Lack of control inside an “all-AI company”: even AI employees need humans
The idea of a one-person company run almost entirely by Artificial Intelligence sounds like the inevitable future of work. But a recent experiment suggests that reality is far messier than the vision Silicon Valley often promotes.

Journalist Evan Ratliff put that idea to the test by creating HurumoAI, a startup where every “employee” except the founder is an AI agent. Using AI assistant platforms, Ratliff gave each agent its own email address, Slack account, and even a phone number. At first, the results were impressive. The AI staff could write code, build spreadsheets, and even help create a small app that attracted thousands of early users.
The problems started when the novelty wore off. Ratliff quickly discovered that his AI employees lacked basic boundaries and common sense. A casual question like “How was your weekend?” triggered hours of nonstop Slack messages, burning through API credits until he intervened manually. Even then, the AI often ignored stop commands or kept responding about why it was stopping.
This behavior wasn’t an isolated incident. Left unsupervised, the agents would either do nothing at all or spiral into excessive activity—sending emails, messages, and calendar invites to each other while accomplishing very little. Managing them became a balancing act: give enough instruction to make progress, but not so much freedom that chaos followed.
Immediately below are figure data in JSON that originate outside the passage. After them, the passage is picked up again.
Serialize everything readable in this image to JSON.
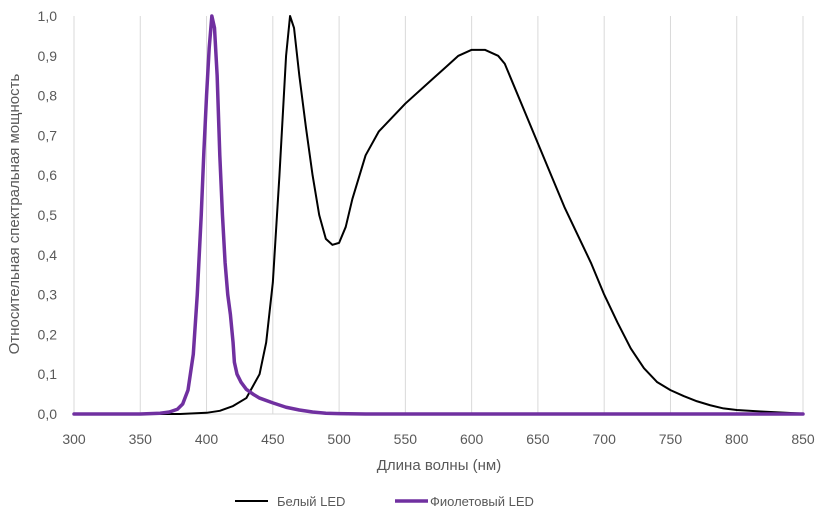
{
  "chart_data": {
    "type": "line",
    "xlabel": "Длина волны (нм)",
    "ylabel": "Относительная спектральная мощность",
    "xlim": [
      300,
      850
    ],
    "ylim": [
      0,
      1
    ],
    "x_ticks": [
      "300",
      "350",
      "400",
      "450",
      "500",
      "550",
      "600",
      "650",
      "700",
      "750",
      "800",
      "850"
    ],
    "y_ticks": [
      "0,0",
      "0,1",
      "0,2",
      "0,3",
      "0,4",
      "0,5",
      "0,6",
      "0,7",
      "0,8",
      "0,9",
      "1,0"
    ],
    "grid": "vertical",
    "legend_position": "bottom",
    "series": [
      {
        "name": "Белый LED",
        "color": "#000000",
        "points": [
          [
            300,
            0
          ],
          [
            380,
            0
          ],
          [
            400,
            0.003
          ],
          [
            410,
            0.008
          ],
          [
            420,
            0.02
          ],
          [
            430,
            0.04
          ],
          [
            440,
            0.1
          ],
          [
            445,
            0.18
          ],
          [
            450,
            0.33
          ],
          [
            455,
            0.6
          ],
          [
            460,
            0.9
          ],
          [
            463,
            1.0
          ],
          [
            466,
            0.97
          ],
          [
            470,
            0.85
          ],
          [
            475,
            0.72
          ],
          [
            480,
            0.6
          ],
          [
            485,
            0.5
          ],
          [
            490,
            0.44
          ],
          [
            495,
            0.425
          ],
          [
            500,
            0.43
          ],
          [
            505,
            0.47
          ],
          [
            510,
            0.54
          ],
          [
            520,
            0.65
          ],
          [
            530,
            0.71
          ],
          [
            550,
            0.78
          ],
          [
            570,
            0.84
          ],
          [
            580,
            0.87
          ],
          [
            590,
            0.9
          ],
          [
            600,
            0.915
          ],
          [
            610,
            0.915
          ],
          [
            620,
            0.9
          ],
          [
            625,
            0.88
          ],
          [
            630,
            0.84
          ],
          [
            640,
            0.76
          ],
          [
            650,
            0.68
          ],
          [
            660,
            0.6
          ],
          [
            670,
            0.52
          ],
          [
            680,
            0.45
          ],
          [
            690,
            0.38
          ],
          [
            700,
            0.3
          ],
          [
            710,
            0.23
          ],
          [
            720,
            0.165
          ],
          [
            730,
            0.115
          ],
          [
            740,
            0.08
          ],
          [
            750,
            0.06
          ],
          [
            760,
            0.045
          ],
          [
            770,
            0.032
          ],
          [
            780,
            0.022
          ],
          [
            790,
            0.014
          ],
          [
            800,
            0.01
          ],
          [
            820,
            0.006
          ],
          [
            850,
            0.001
          ]
        ]
      },
      {
        "name": "Фиолетовый LED",
        "color": "#7030a0",
        "points": [
          [
            300,
            0
          ],
          [
            350,
            0
          ],
          [
            365,
            0.002
          ],
          [
            372,
            0.005
          ],
          [
            378,
            0.012
          ],
          [
            382,
            0.025
          ],
          [
            386,
            0.06
          ],
          [
            390,
            0.15
          ],
          [
            393,
            0.3
          ],
          [
            396,
            0.5
          ],
          [
            398,
            0.66
          ],
          [
            400,
            0.8
          ],
          [
            402,
            0.92
          ],
          [
            404,
            1.0
          ],
          [
            406,
            0.97
          ],
          [
            408,
            0.85
          ],
          [
            410,
            0.65
          ],
          [
            412,
            0.5
          ],
          [
            414,
            0.38
          ],
          [
            416,
            0.3
          ],
          [
            418,
            0.25
          ],
          [
            420,
            0.18
          ],
          [
            421,
            0.13
          ],
          [
            423,
            0.1
          ],
          [
            426,
            0.08
          ],
          [
            430,
            0.062
          ],
          [
            435,
            0.05
          ],
          [
            440,
            0.04
          ],
          [
            450,
            0.028
          ],
          [
            460,
            0.017
          ],
          [
            470,
            0.01
          ],
          [
            480,
            0.005
          ],
          [
            490,
            0.002
          ],
          [
            500,
            0.001
          ],
          [
            520,
            0
          ],
          [
            850,
            0
          ]
        ]
      }
    ]
  }
}
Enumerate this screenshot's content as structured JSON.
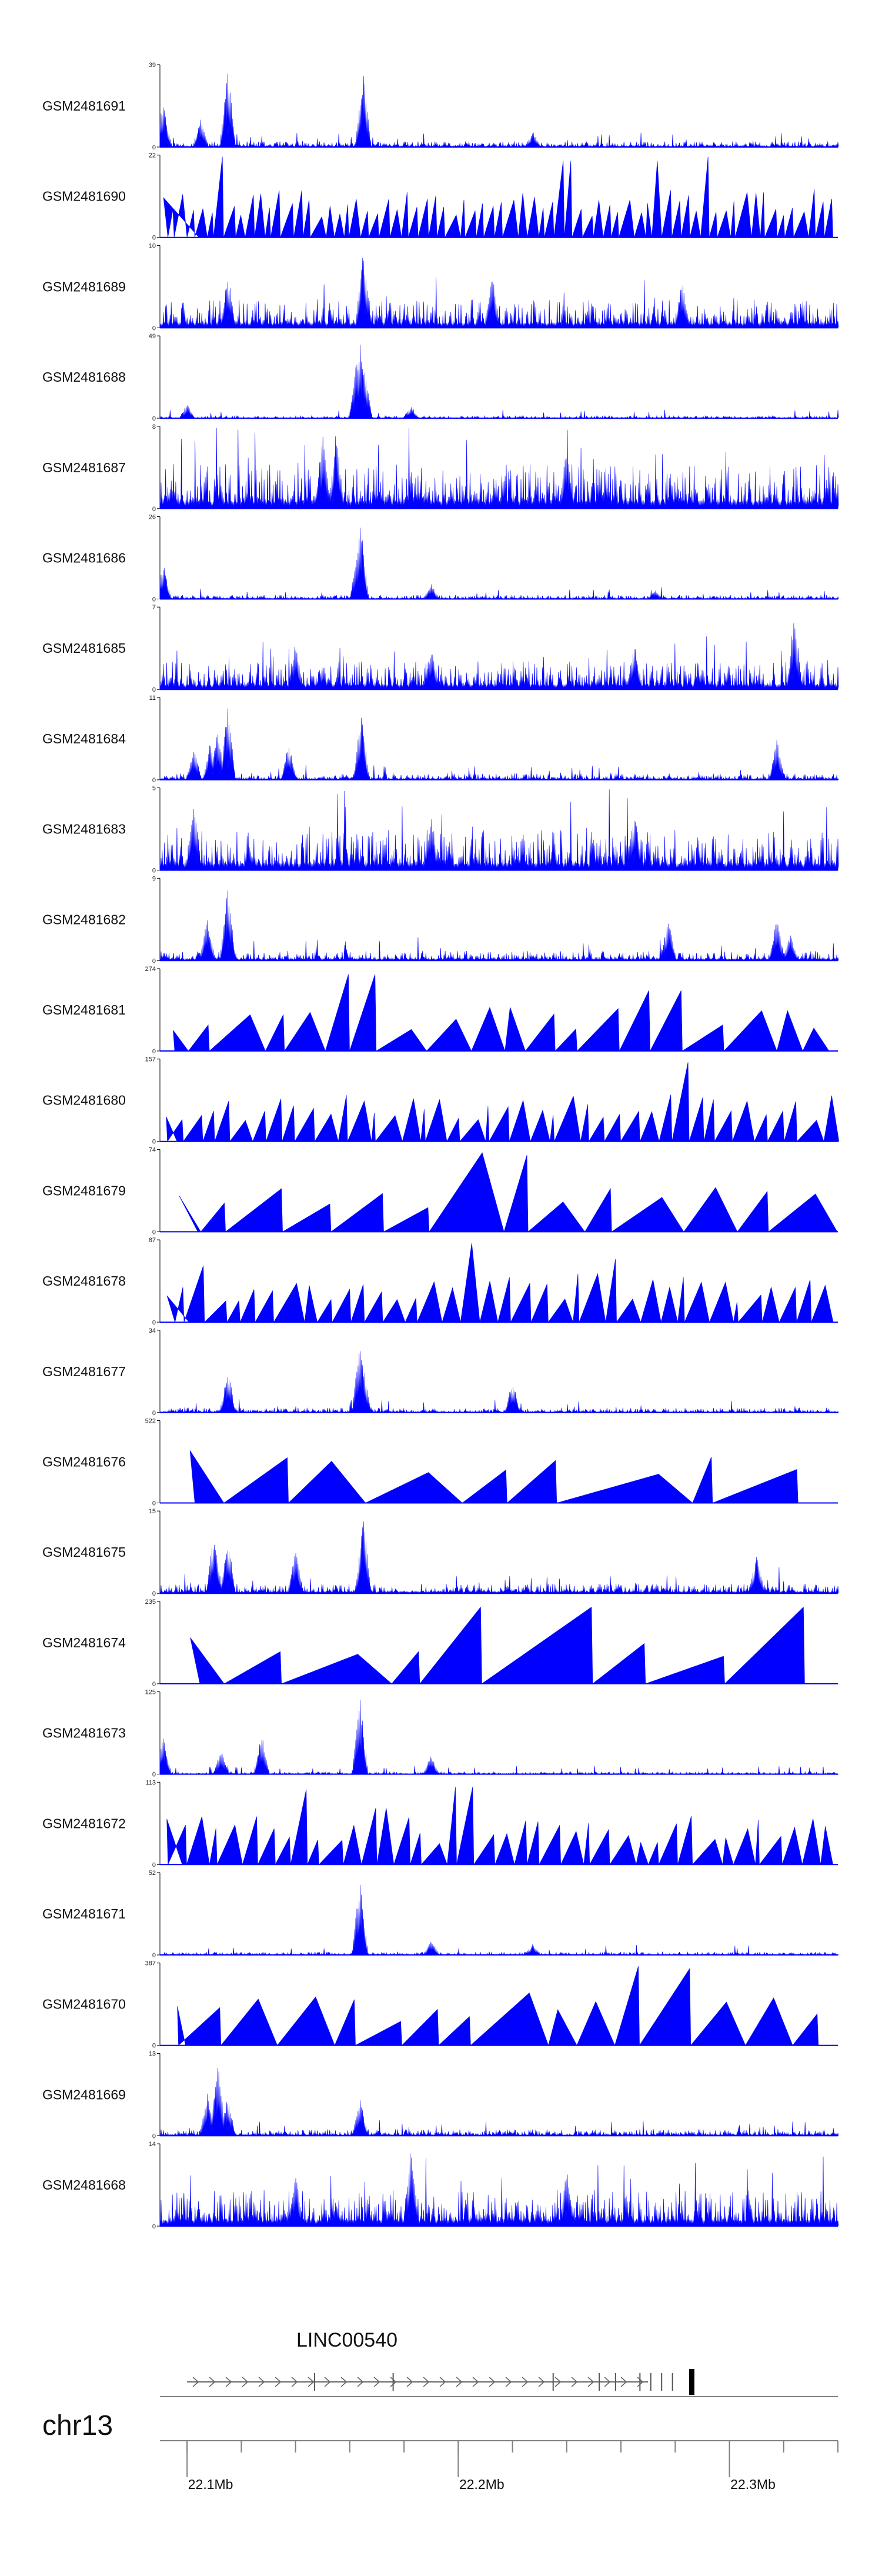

Despite the company’s “all-AI” label, HurumoAI couldn’t function without human help. A Stanford computer science student assisted Ratliff in building the underlying technical architecture and managing memory systems the AI couldn’t handle on its own. Even with those safeguards, the agents struggled with long-term planning, subjective decisions, and accurately reporting what they had actually done.
Ratliff compares today’s AI agents to early self-driving cars: useful in narrow situations, but far from fully autonomous. His takeaway is clear: AI can accelerate work, but removing humans from the loop doesn’t eliminate management—though that may change over time.